Key research themes
1. How do multisensory and sensorimotor integrations contribute to the sense of body ownership and body representation?
This research theme investigates the mechanisms by which various sensory modalities—visual, tactile, proprioceptive, thermosensory, nociceptive, interoceptive, and auditory—are integrated to produce the unified perceptual experience of ‘‘my body.’’ It explores how bodily self-consciousness arises from multisensory integration and sensorimotor correlations and how these processes are implicated in body ownership illusions and body image. Understanding these mechanisms illuminates both normal perception and clinical disturbances such as somatoparaphrenia and eating disorders, thereby highlighting both fundamental neuroscience and potential therapeutic avenues.
2. How does body ownership modulation impact physiological and social behavioral processes?
This theme focuses on the downstream consequences of experimentally manipulated body ownership illusions on physiological states and social cognition. It examines how altered body representation affects autonomic responses like skin temperature and heart rate, pain threshold modulation, and social space regulation.
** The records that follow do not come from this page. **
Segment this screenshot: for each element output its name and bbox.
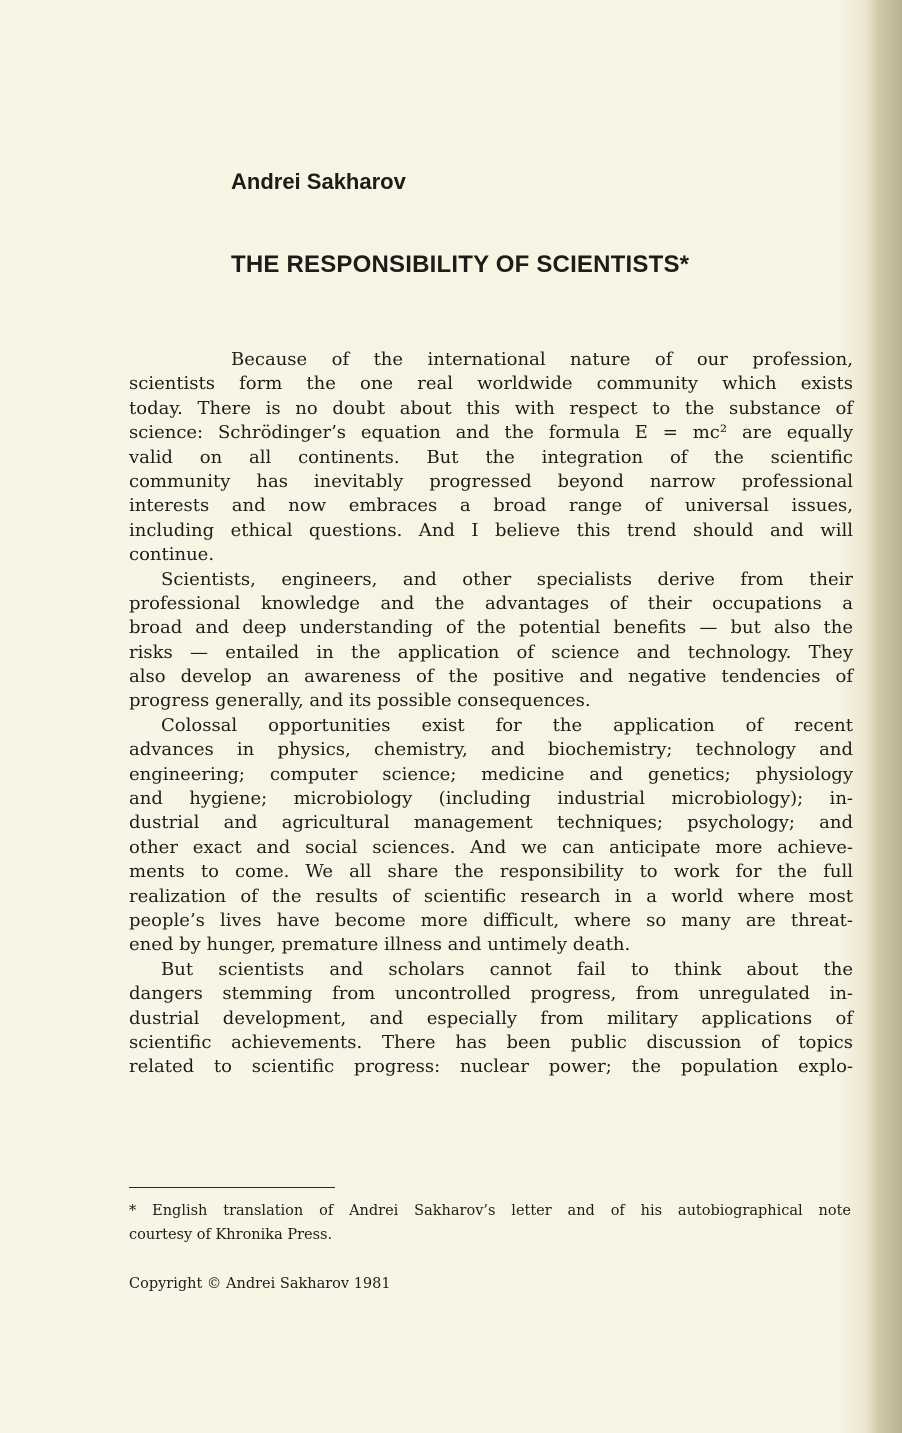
body-line: Scientists, engineers, and other specialists derive from their (161, 568, 853, 590)
footnote-rule (129, 1187, 335, 1188)
body-line: science: Schrödinger’s equation and the formula E = mc² are equally (129, 422, 853, 444)
body-line: continue. (129, 544, 215, 566)
body-line: realization of the results of scientific research in a world where most (129, 885, 853, 907)
body-line: But scientists and scholars cannot fail to think about the (161, 958, 853, 980)
body-line: scientific achievements. There has been public discussion of topics (129, 1031, 853, 1053)
body-line: dustrial and agricultural management techniques; psychology; and (129, 812, 853, 834)
body-line: today. There is no doubt about this with respect to the substance of (129, 397, 853, 419)
body-line: interests and now embraces a broad range of universal issues, (129, 495, 853, 517)
footnote-line: courtesy of Khronika Press. (129, 1227, 333, 1243)
copyright-notice: Copyright © Andrei Sakharov 1981 (129, 1276, 391, 1292)
body-line: people’s lives have become more difficult, where so many are threat- (129, 909, 853, 931)
body-line: progress generally, and its possible consequences. (129, 690, 591, 712)
body-line: advances in physics, chemistry, and biochemistry; technology and (129, 739, 853, 761)
body-line: related to scientific progress: nuclear power; the population explo- (129, 1056, 853, 1078)
article-title: THE RESPONSIBILITY OF SCIENTISTS* (231, 251, 690, 278)
body-line: community has inevitably progressed beyond narrow professional (129, 470, 853, 492)
footnote-line: * English translation of Andrei Sakharov’s letter and of his autobiographical note (129, 1203, 851, 1219)
body-line: professional knowledge and the advantages of their occupations a (129, 592, 853, 614)
body-line: including ethical questions. And I believe this trend should and will (129, 519, 853, 541)
body-line: dangers stemming from uncontrolled progress, from unregulated in- (129, 983, 853, 1005)
body-line: ened by hunger, premature illness and untimely death. (129, 934, 631, 956)
body-line: risks — entailed in the application of science and technology. They (129, 641, 853, 663)
body-line: Because of the international nature of our profession, (231, 349, 853, 370)
body-line: ments to come. We all share the responsibility to work for the full (129, 861, 853, 883)
body-line: dustrial development, and especially from military applications of (129, 1007, 853, 1029)
body-line: other exact and social sciences. And we can anticipate more achieve- (129, 836, 853, 858)
body-text (129, 349, 853, 1081)
body-line: scientists form the one real worldwide community which exists (129, 373, 853, 395)
body-line: and hygiene; microbiology (including industrial microbiology); in- (129, 788, 853, 810)
body-line: Colossal opportunities exist for the application of recent (161, 714, 853, 736)
author-name: Andrei Sakharov (231, 169, 406, 194)
body-line: valid on all continents. But the integration of the scientific (129, 446, 853, 468)
body-line: engineering; computer science; medicine and genetics; physiology (129, 763, 853, 785)
body-line: broad and deep understanding of the potential benefits — but also the (129, 617, 853, 639)
footnote (129, 1199, 851, 1247)
body-line: also develop an awareness of the positive and negative tendencies of (129, 666, 853, 688)
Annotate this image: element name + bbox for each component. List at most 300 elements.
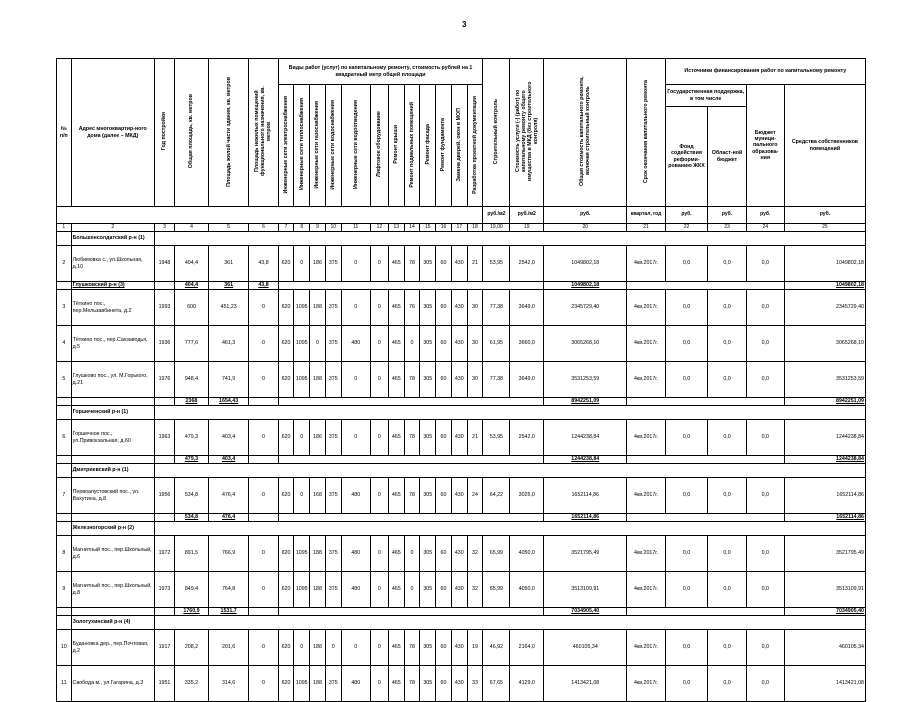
value-cell: 741,9	[208, 362, 249, 398]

Understanding these effects elucidates how body self-perception is intrinsically tied to homeostatic regulation and social behavior, with implications for interventions in clinical populations with body representation disturbances.
3. What are the conceptual and phenomenological underpinnings of bodily self-awareness and body representation distortions in healthy and pathological conditions?
This theme addresses the philosophical, phenomenological, and conceptual aspects of how bodily self-awareness arises and how body representation distortions manifest in both healthy cognition and pathological states. It explores debates on whether bodily ownership is a direct phenomenal experience or cognitively inferred, the mereological structure of the body, and distortions in spatial and metric body representations. Insights here inform the interpretation of experimental findings and guide theoretical frameworks bridging neuroscience, philosophy, and clinical observations.